There’s big news this week. Those trendy Facebook people have decided to make something else cool. Sheryl Sandberg has come out in support of women crying in the office. I know, I know. First organ donation, now public emotions. What is going on in that mushy company nowadays? Let’s bring back the guy whose fleeing the country to dodge paying taxes. No wonder the IPO is going exactly as planned.
Suddenly, every woman who has ever been accused of being too emotional in the office has a battle cry. (Hehe.) One of the most popular women in business says that crying is an asset? Count us all in. Someone bring a couple boxes of tissues. What Sandberg actually said was this:
“I’ve cried at work. I’ve told people I’ve cried at work. And it’s been reported in the press that Sheryl Sandberg cried on Mark Zuckerberg’s shoulder, which is not exactly what happened. I talk about my hopes and fears and ask people about theirs. I try to be myself. Honest about my strengths and weaknesses and I encourage others to do the same. It is all professional and it is all personal, all at the very same time.”
Maybe I’m just a little old-fashioned, but I don’t think my personal and professional sides always need to be mixing. I don’t want my private issues fraternizing with my career ambitions. I’d like to keep those things separate.
I can admit, I too cried at work once. Look at me, a little Sheryl. Except I don’t brag about the experience, because I don’t think it was exactly a shining moment. It didn’t prove that I was honest or involved. It showed that I was angry and having an extremely hard time controlling that feeling. And I was embarrassed, because I’m a grown ass woman who should be capable of handling my feelings.
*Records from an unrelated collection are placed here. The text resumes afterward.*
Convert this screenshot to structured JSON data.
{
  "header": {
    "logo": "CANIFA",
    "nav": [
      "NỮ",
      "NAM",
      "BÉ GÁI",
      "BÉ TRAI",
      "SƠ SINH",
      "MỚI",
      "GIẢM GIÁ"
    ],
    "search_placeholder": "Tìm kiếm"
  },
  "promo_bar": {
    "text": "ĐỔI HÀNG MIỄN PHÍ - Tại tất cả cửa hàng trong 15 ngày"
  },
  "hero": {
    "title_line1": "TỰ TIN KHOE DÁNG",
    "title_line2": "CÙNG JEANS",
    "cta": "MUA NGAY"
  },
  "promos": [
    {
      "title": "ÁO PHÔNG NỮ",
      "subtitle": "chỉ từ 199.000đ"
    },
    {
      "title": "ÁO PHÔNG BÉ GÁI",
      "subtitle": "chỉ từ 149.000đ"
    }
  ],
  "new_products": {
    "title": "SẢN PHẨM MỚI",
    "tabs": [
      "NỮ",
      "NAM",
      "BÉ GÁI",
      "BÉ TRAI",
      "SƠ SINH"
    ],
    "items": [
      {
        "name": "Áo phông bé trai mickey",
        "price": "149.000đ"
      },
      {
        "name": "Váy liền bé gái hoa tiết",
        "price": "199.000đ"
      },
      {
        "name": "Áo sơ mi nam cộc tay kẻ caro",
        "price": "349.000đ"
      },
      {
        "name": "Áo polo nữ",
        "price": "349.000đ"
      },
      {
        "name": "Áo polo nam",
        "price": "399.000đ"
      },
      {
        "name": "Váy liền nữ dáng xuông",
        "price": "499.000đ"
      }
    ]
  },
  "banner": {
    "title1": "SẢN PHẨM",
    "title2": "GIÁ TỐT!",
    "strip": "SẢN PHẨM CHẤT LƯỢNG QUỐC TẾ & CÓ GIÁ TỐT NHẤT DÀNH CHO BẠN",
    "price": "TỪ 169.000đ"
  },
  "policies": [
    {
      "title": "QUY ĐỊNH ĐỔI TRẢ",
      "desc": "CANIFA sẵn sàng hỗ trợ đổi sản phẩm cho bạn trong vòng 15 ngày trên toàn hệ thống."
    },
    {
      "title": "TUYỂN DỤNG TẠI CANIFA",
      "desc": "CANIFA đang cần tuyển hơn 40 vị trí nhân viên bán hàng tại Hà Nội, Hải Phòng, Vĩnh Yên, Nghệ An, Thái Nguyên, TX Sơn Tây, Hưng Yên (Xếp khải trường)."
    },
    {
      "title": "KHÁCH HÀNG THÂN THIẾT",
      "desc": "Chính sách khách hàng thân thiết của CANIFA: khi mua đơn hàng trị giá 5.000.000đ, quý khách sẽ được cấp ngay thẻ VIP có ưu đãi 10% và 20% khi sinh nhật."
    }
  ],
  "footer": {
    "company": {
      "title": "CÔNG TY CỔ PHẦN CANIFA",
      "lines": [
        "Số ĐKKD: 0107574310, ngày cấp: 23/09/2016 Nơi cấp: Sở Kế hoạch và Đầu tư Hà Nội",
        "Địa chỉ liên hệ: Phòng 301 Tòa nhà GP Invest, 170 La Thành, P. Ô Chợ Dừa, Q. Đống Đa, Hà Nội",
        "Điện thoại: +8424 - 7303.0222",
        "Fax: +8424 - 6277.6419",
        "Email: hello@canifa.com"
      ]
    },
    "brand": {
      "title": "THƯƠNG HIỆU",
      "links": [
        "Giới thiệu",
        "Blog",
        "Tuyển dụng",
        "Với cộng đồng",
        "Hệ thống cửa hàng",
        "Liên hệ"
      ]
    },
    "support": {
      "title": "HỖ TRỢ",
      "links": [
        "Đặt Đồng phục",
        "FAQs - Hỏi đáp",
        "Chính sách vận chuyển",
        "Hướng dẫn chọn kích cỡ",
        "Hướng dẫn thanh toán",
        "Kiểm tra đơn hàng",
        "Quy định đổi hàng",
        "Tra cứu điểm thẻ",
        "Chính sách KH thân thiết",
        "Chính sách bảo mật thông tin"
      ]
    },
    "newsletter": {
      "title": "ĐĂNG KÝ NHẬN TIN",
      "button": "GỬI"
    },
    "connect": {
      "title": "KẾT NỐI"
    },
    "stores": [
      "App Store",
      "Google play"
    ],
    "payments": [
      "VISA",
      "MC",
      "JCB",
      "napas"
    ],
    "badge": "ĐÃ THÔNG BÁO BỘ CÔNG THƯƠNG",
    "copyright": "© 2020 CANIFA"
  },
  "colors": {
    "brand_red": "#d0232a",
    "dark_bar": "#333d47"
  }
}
Emotions are great. I realize that we all have them. I’m aware that we all need to express them from time to time. But there is absolutely nothing wrong with handling things like tears from the privacy of your own home. At least your own office. Hell, walk down the hall to the bathroom like a normal person. Control yourself and then get your butt back to work.
Yes, most people would agree that feeling some level of emotional attachment to your work is a good thing. In general life, people tend to like those who seem open and genuine with their emotions. But there are ways to have feelings without losing control of them in the presence of random people or supervisors.
Think about what you see when you see a person crying. No, I’m not talking about the splotchiness, though as a fair-skinned blonde that shit can take a while to calm down. When someone is crying, others feel sympathy for them. People pity a crying person because when someone is crying, we assume that they can’t handle whatever issue they are faced with.
Maybe I’m just crazy, but I don’t enjoy giving people a reason to doubt my capability. I don’t think it gets me anywhere to have others pity me. And it’s annoying that vulnerability is seen as cute and endearing. What exactly is so offensive about having one’s shit together?
Successful people are competent. I normally assume that they have a handle on themselves. That’s the opposite of what I think about a person who cries during a business meeting or in the middle of a restaurant. Crying has it’s place, and that place is located in a quiet and comfy corner of your bedroom. With the lights off. And maybe a blanket over your head to muffle the sound if you have thin walls.